Here is an example that shows how the shortest path algorithm can violate the vertex dependencies (or job dependencies)

Suppose we have a DAG with three vertices/jobs A,B and C. Also the topological order A B C.

Task A_start,A_end 3 days, Task B_start,B_end 2 days and task C_start,C_end 1 day durations accordingly.

Suppose these Dependencies:

Task B can't start before A_ends. Task C can't start before A_ends. Task C can't start before B_ends.

The dependencies have zero weight.

Here is the DAG:

When the shortest path algorithm run will do the following:

1. Initialise the A_start->A_end distance = 0.
2. Processing Nodes in topological order:

• A_start->A_end distance=3,
• A_end->B_start distance=3,
• B_start->Bend distance=5,
• A_end->C_start distance=3 (Here the alternative B_end->C_start distance=5 is skipped, choosing the shortest path.)
• C_start->C_end distance =4,

B_end and C_end going to Project_End from B_end distance=5 from C_end distance=4 so Project_End earliest completion 5 days.

So the shortest path algorithm ignored the dependency of B_end->C_start which is 5 and instead moved from A_end to C_start with time 3. Also the expected duration for the project is 6 days instead of 5.

In contrast the longest path algorithm ensures that all the dependencies are respected.

1. Initialise the A_start->A_end distance = 0.
2. Processing Nodes in topological order:

• A_start->A_end distance = max(3, prev distance)
• A_end->B_start distance = max(3, prev distance)
• B_start->Bend distance = max(5, prev distance)
• A_end->C_start distance = max(3, prev distance)
• B_end->C_start distance = max(5, 3)=5
• C_start->C_end distance = 6

B_end and C_end going to Project_End from B_end distance=5 from C_end distance=6 so Project_End earliest completion 6 days. So in the longest path the dependencies are respected and the C_start starts after B_end.

Answer 2

1. Create a vertex representing the end state.
2. Create one vertex for every task.
3. For each task T
   1. For each task T2 that depends on T (and for the end state)
      1. Create a directed edge E from T's vertex to T2's vertex
      2. Set weight of the E to the time required for T.

Then, the critical path is the longest path through the graph. Think about this for a bit, and convince this is true.

This train of thought helps me:

The critical path must start with a task with no dependencies and end at the final state. No task can be completed until all of its dependencies are met.

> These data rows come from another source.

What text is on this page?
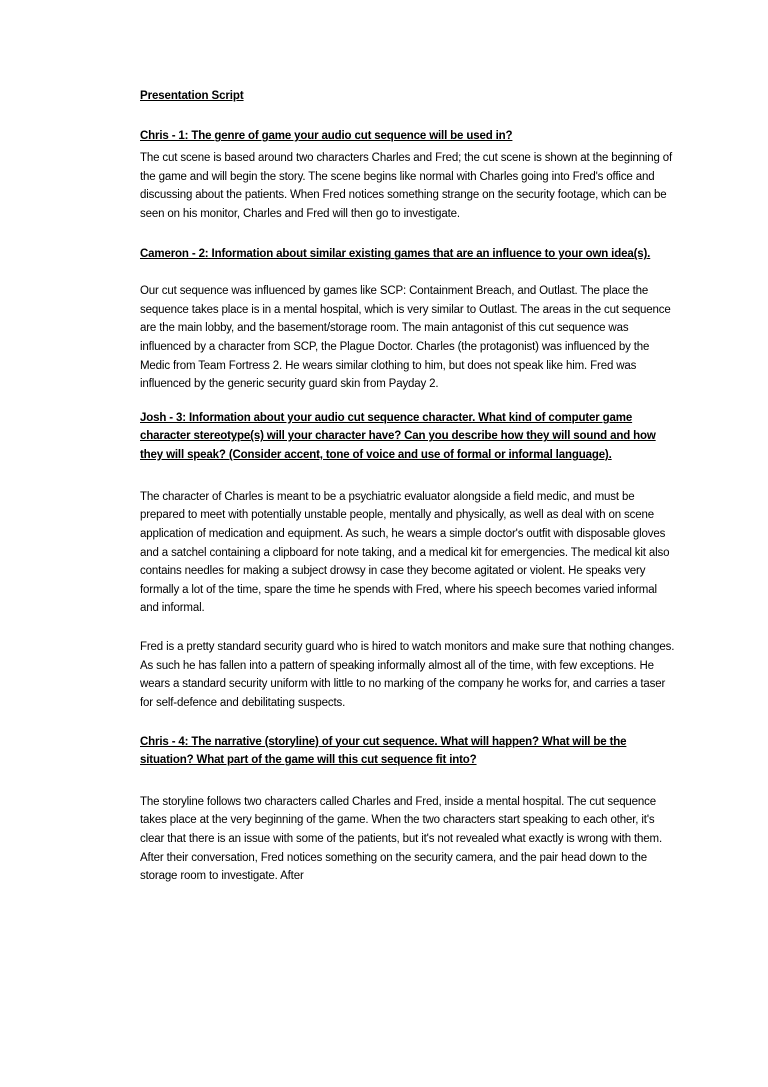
Presentation Script
Chris - 1: The genre of game your audio cut sequence will be used in?

The cut scene is based around two characters Charles and Fred; the cut scene is shown at the beginning of the game and will begin the story. The scene begins like normal with Charles going into Fred's office and discussing about the patients. When Fred notices something strange on the security footage, which can be seen on his monitor, Charles and Fred will then go to investigate.

Cameron - 2: Information about similar existing games that are an influence to your own idea(s).

Our cut sequence was influenced by games like SCP: Containment Breach, and Outlast. The place the sequence takes place is in a mental hospital, which is very similar to Outlast. The areas in the cut sequence are the main lobby, and the basement/storage room. The main antagonist of this cut sequence was influenced by a character from SCP, the Plague Doctor. Charles (the protagonist) was influenced by the Medic from Team Fortress 2. He wears similar clothing to him, but does not speak like him. Fred was influenced by the generic security guard skin from Payday 2.

Josh - 3: Information about your audio cut sequence character. What kind of computer game character stereotype(s) will your character have? Can you describe how they will sound and how they will speak? (Consider accent, tone of voice and use of formal or informal language).

The character of Charles is meant to be a psychiatric evaluator alongside a field medic, and must be prepared to meet with potentially unstable people, mentally and physically, as well as deal with on scene application of medication and equipment. As such, he wears a simple doctor's outfit with disposable gloves and a satchel containing a clipboard for note taking, and a medical kit for emergencies. The medical kit also contains needles for making a subject drowsy in case they become agitated or violent. He speaks very formally a lot of the time, spare the time he spends with Fred, where his speech becomes varied informal and informal.

Fred is a pretty standard security guard who is hired to watch monitors and make sure that nothing changes. As such he has fallen into a pattern of speaking informally almost all of the time, with few exceptions. He wears a standard security uniform with little to no marking of the company he works for, and carries a taser for self-defence and debilitating suspects.

Chris - 4: The narrative (storyline) of your cut sequence. What will happen? What will be the situation? What part of the game will this cut sequence fit into?

The storyline follows two characters called Charles and Fred, inside a mental hospital. The cut sequence takes place at the very beginning of the game. When the two characters start speaking to each other, it's clear that there is an issue with some of the patients, but it's not revealed what exactly is wrong with them. After their conversation, Fred notices something on the security camera, and the pair head down to the storage room to investigate. After
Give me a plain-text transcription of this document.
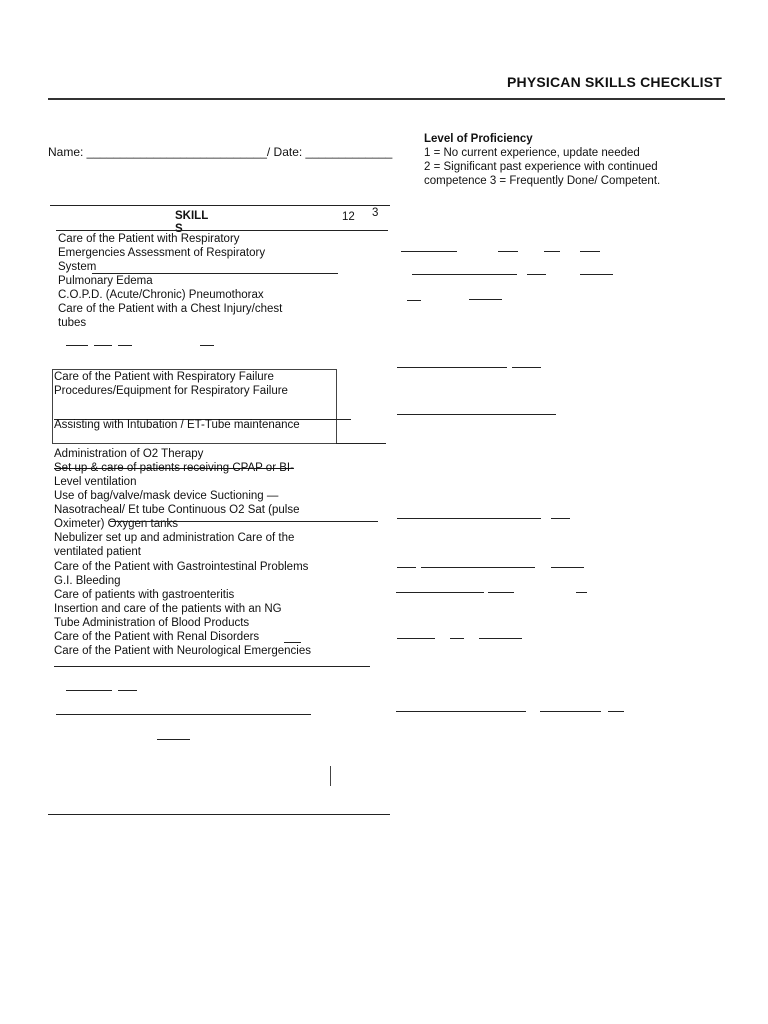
PHYSICAN SKILLS CHECKLIST
Name: ___________________________/ Date: _____________
Level of Proficiency
1 = No current experience, update needed
2 = Significant past experience with continued
competence 3 = Frequently Done/ Competent.
SKILL
S
12 3
Care of the Patient with Respiratory
Emergencies Assessment of Respiratory
System
Pulmonary Edema
C.O.P.D. (Acute/Chronic) Pneumothorax
Care of the Patient with a Chest Injury/chest
tubes
Care of the Patient with Respiratory Failure
Procedures/Equipment for Respiratory Failure
Assisting with Intubation / ET-Tube maintenance
Administration of O2 Therapy
Set up & care of patients receiving CPAP or BI-
Level ventilation
Use of bag/valve/mask device Suctioning —
Nasotracheal/ Et tube Continuous O2 Sat (pulse
Oximeter) Oxygen tanks
Nebulizer set up and administration Care of the
ventilated patient
Care of the Patient with Gastrointestinal Problems
G.I. Bleeding
Care of patients with gastroenteritis
Insertion and care of the patients with an NG
Tube Administration of Blood Products
Care of the Patient with Renal Disorders
Care of the Patient with Neurological Emergencies
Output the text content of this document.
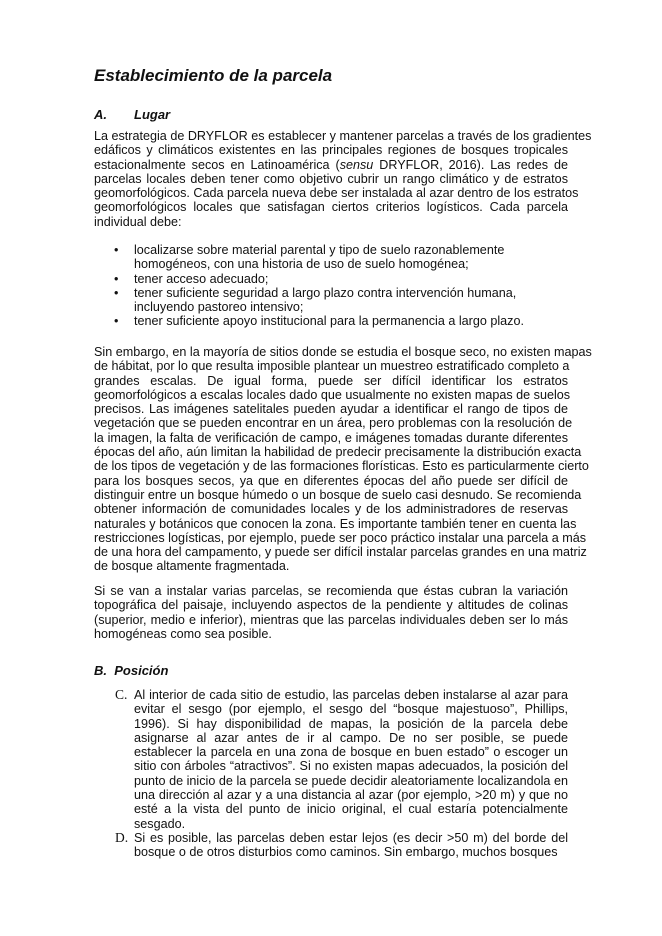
Establecimiento de la parcela
A. Lugar
La estrategia de DRYFLOR es establecer y mantener parcelas a través de los gradientes
edáficos y climáticos existentes en las principales regiones de bosques tropicales
estacionalmente secos en Latinoamérica (sensu DRYFLOR, 2016). Las redes de
parcelas locales deben tener como objetivo cubrir un rango climático y de estratos
geomorfológicos. Cada parcela nueva debe ser instalada al azar dentro de los estratos
geomorfológicos locales que satisfagan ciertos criterios logísticos. Cada parcela
individual debe:
• localizarse sobre material parental y tipo de suelo razonablemente homogéneos, con una historia de uso de suelo homogénea;
• tener acceso adecuado;
• tener suficiente seguridad a largo plazo contra intervención humana, incluyendo pastoreo intensivo;
• tener suficiente apoyo institucional para la permanencia a largo plazo.
Sin embargo, en la mayoría de sitios donde se estudia el bosque seco, no existen mapas
de hábitat, por lo que resulta imposible plantear un muestreo estratificado completo a
grandes escalas. De igual forma, puede ser difícil identificar los estratos
geomorfológicos a escalas locales dado que usualmente no existen mapas de suelos
precisos. Las imágenes satelitales pueden ayudar a identificar el rango de tipos de
vegetación que se pueden encontrar en un área, pero problemas con la resolución de
la imagen, la falta de verificación de campo, e imágenes tomadas durante diferentes
épocas del año, aún limitan la habilidad de predecir precisamente la distribución exacta
de los tipos de vegetación y de las formaciones florísticas. Esto es particularmente cierto
para los bosques secos, ya que en diferentes épocas del año puede ser difícil de
distinguir entre un bosque húmedo o un bosque de suelo casi desnudo. Se recomienda
obtener información de comunidades locales y de los administradores de reservas
naturales y botánicos que conocen la zona. Es importante también tener en cuenta las
restricciones logísticas, por ejemplo, puede ser poco práctico instalar una parcela a más
de una hora del campamento, y puede ser difícil instalar parcelas grandes en una matriz
de bosque altamente fragmentada.
Si se van a instalar varias parcelas, se recomienda que éstas cubran la variación
topográfica del paisaje, incluyendo aspectos de la pendiente y altitudes de colinas
(superior, medio e inferior), mientras que las parcelas individuales deben ser lo más
homogéneas como sea posible.
B. Posición
C. Al interior de cada sitio de estudio, las parcelas deben instalarse al azar para evitar el sesgo (por ejemplo, el sesgo del “bosque majestuoso”, Phillips, 1996). Si hay disponibilidad de mapas, la posición de la parcela debe asignarse al azar antes de ir al campo. De no ser posible, se puede establecer la parcela en una zona de bosque en buen estado” o escoger un sitio con árboles “atractivos”. Si no existen mapas adecuados, la posición del punto de inicio de la parcela se puede decidir aleatoriamente localizandola en una dirección al azar y a una distancia al azar (por ejemplo, >20 m) y que no esté a la vista del punto de inicio original, el cual estaría potencialmente sesgado.
D. Si es posible, las parcelas deben estar lejos (es decir >50 m) del borde del bosque o de otros disturbios como caminos. Sin embargo, muchos bosques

If task A must be done before B, and B must be done before C, then time from task A to task C is at least A->B + B->C.

If C has another dependency B' which has a dependency A, then the time from A to C is at least A->B' + B'->C.

Thus, the longest path from A to C is what matters.

The shortest path would solve the problem if some dependency of a task had to be met. The longest path solves the problem when all dependencies have to be met.

Answer 3

The length of the shortest schedule is related to the longest path because there is nothing you can do, no matter how many processors you have, to get the job done faster than the longest path. No job on the longest path can start before the previous job is finished, so you have to do them one after the other.

If you never run out of processors, you can always start a job as soon as all the jobs it depends on have finished, so each job gets finished as soon as the longest path to its end point finishes, and the whole job finishes when you have completed the longest path.